Description
This course is designed to introduce you to the world of data analysis and reporting with Python. The first approach with the data must be to read it, clean it, and understand its content. Finally, after a numerical and graphical analysis, communicate results through beautiful presentations and reports. This is exactly what this course is about.

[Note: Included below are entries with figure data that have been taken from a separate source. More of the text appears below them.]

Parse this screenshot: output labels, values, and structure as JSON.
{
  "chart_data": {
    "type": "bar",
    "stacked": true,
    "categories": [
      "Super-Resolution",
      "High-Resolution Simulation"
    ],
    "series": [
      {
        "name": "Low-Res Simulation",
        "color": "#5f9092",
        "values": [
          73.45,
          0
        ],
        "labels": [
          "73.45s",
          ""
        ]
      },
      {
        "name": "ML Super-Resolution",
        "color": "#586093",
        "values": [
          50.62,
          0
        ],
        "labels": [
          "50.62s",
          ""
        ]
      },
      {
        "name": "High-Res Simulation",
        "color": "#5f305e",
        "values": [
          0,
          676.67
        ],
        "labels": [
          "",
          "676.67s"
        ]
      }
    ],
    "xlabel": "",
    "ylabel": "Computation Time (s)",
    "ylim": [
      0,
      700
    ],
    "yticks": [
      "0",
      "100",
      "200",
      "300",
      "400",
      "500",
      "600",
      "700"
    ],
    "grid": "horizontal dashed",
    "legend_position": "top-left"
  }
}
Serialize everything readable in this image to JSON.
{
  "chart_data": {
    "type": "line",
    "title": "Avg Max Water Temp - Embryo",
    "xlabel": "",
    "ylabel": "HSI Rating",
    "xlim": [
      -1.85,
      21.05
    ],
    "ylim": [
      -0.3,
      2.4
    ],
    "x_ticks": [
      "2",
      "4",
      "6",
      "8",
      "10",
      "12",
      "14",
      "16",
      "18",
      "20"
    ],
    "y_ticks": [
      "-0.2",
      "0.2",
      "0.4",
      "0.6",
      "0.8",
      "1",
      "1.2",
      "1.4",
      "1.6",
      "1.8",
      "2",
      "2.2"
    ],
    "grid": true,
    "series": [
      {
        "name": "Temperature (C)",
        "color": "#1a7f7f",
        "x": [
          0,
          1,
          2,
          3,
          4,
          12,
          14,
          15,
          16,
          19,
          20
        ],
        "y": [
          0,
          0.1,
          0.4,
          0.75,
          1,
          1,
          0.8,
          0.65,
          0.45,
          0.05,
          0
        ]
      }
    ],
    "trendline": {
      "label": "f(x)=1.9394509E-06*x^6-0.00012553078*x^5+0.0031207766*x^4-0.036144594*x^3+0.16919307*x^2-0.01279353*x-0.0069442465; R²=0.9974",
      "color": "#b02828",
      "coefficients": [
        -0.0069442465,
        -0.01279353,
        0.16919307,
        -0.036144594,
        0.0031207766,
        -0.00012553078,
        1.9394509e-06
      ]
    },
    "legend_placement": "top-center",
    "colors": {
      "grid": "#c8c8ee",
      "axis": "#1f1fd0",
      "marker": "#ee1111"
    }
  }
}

The course covers the basics of Python, the main libraries for data analysis, and how to create reports and visualizations. The course is designed to be interactive and practical. The student will learn by doing, by solving real business problems.
Topics include
- Origins and key features of Python
- Editors and platforms: what’s available and how to choose
- Installing and configuring the Python environment with Anaconda
- Visual Studio, Jupyter, JupyterLab
- Virtual environment: what it is, what it’s used for, and how to configure it
- Introduction to Git, GitHub, and GitLab
- Introduction to data analysis
- Introduction to major Python libraries for data analysis: NumPy and Pandas
- What is vectorial programming and how it improves readability and performance
- NumPy arrays: what they are, why they are useful, and key features
- Vector and Matrix operations
- Tensor operations
- Practical examples of using NumPy
- Introduction to Pandas
- Pandas: subsetting, selecting, filtering, sorting, unique values, aggregations, basic statistics
- Reading and writing data: text files, Excel, database connections, JSON, XML
- Data preparation and cleaning: handling missing data, replacing values, normalization, deduplication, permutations, random sampling, identifying and removing outliers, computing indicators and dummy variables, discretization
- Working with datasets: reshaping, merging, joining, summary statistics
- Introduction to Plotnine
- Creating basic charts with Plotnine
- Customizing charts with Plotnine
- Data aggregation and group analysis
- Working with dates and timelines
- Introduction to the Plotly library: creating interactive visualizations in the browser
- Export Jupiter Notebooks into beautiful reports
What you will be able to do
- Use data from several data sources
- Tidy your dataset
- Discover relations among your data
- Create visualizations
- Fit a model for your data
- Deliver insights and results with a clear report or presentation
- Quickly create visualization to understand the data set
- Graphically highlight relationships in data
- Choose the best representation for the data types you have
- Use specific plot for Graphs or other visualizations
- Present results either as PDF, verbose reports, Dashboards or Slides
Duration
3 days
Prerequisites
None.
Audience
This course is a fundamental for every business area. Different example datasets can be used according to industry type, for a better understanding and faster use of the concepts.